English cricketer (1834–1914)

Joseph McCormick (29 October 1834 at Liverpool – 9 April 1914 at Westminster) was an English amateur cricketer who played from 1854 to 1866.

Joseph McCormick was educated at Bingley Grammar School and St John's College, Cambridge. A right-handed batsman and right arm slow roundarm bowler who was mainly associated with Cambridge University and Marylebone Cricket Club (MCC), he made 19 known appearances. He claimed, while playing on Parker's Piece, to have hit a fast bowler to leg and run nine runs for it. In 1856, the year he captained Cambridge University at cricket, he was also a rowing blue. He played for the Gentlemen in the Gentlemen v Players series.

After Cambridge, he studied at Trinity College, Dublin, Ireland, gaining a BD (Bachelor of Divinity) and a DD (Doctor of Divinity). He was Ordained Deacon of London in 1858 and Priest in 1859

He was made Rector of St James, Piccadilly, London (1900–1914) where an outside pulpit was erected by Friends in 1904; Canon of York Cathedral from 1884 to 1901, and Hon. Chaplain to Queen Victoria, King Edward VII and King George V.

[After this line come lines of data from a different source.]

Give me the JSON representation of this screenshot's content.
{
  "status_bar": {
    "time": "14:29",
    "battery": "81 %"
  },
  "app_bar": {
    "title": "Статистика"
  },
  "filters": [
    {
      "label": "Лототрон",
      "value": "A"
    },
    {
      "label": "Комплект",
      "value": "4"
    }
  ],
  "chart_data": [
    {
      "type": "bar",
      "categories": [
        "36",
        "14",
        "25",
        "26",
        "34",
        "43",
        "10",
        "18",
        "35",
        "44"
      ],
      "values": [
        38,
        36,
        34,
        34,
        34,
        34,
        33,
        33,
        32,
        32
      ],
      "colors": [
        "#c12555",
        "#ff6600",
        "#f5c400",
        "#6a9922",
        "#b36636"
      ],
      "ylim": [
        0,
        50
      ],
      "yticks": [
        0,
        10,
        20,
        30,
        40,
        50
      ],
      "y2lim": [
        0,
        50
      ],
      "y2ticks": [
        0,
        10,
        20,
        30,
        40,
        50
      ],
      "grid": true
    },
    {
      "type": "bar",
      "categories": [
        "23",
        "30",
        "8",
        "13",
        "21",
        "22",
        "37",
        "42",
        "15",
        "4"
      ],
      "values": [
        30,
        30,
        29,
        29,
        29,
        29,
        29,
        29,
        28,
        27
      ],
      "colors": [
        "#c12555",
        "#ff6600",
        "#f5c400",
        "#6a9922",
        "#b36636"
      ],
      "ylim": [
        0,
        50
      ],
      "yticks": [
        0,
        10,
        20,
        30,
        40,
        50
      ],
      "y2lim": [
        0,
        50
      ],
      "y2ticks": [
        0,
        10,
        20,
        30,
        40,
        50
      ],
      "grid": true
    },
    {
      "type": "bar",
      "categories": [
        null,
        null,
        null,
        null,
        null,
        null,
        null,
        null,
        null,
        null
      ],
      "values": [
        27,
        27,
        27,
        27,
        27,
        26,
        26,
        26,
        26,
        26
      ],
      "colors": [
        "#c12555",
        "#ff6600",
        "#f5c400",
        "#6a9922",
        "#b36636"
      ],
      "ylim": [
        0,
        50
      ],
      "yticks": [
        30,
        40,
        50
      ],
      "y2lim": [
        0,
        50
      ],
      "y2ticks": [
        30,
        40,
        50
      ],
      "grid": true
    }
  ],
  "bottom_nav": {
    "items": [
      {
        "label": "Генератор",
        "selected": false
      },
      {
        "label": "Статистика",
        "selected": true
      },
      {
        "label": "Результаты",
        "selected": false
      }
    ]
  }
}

He published a collection of sermons entitled "What is Sin?" and a book: “Why I Am Not a Roman Catholic”. He died at St James Rectory on 9 April 1914

McCormick married Francis Harriet Haines on 20 April 1871 in Dublin, Ireland, the daughter of Lieut-Col. Gregory Haines & Jane Elizabeth Mona Gough, dau of Ist Viscount Gough

Both of their sons, Pat and Gough, were clergymen, Gough became Dean of Manchester and Pat also achieved notoriety as a sportsman.

There is a memorial to Joseph McCormick in St James's Church, Piccadilly.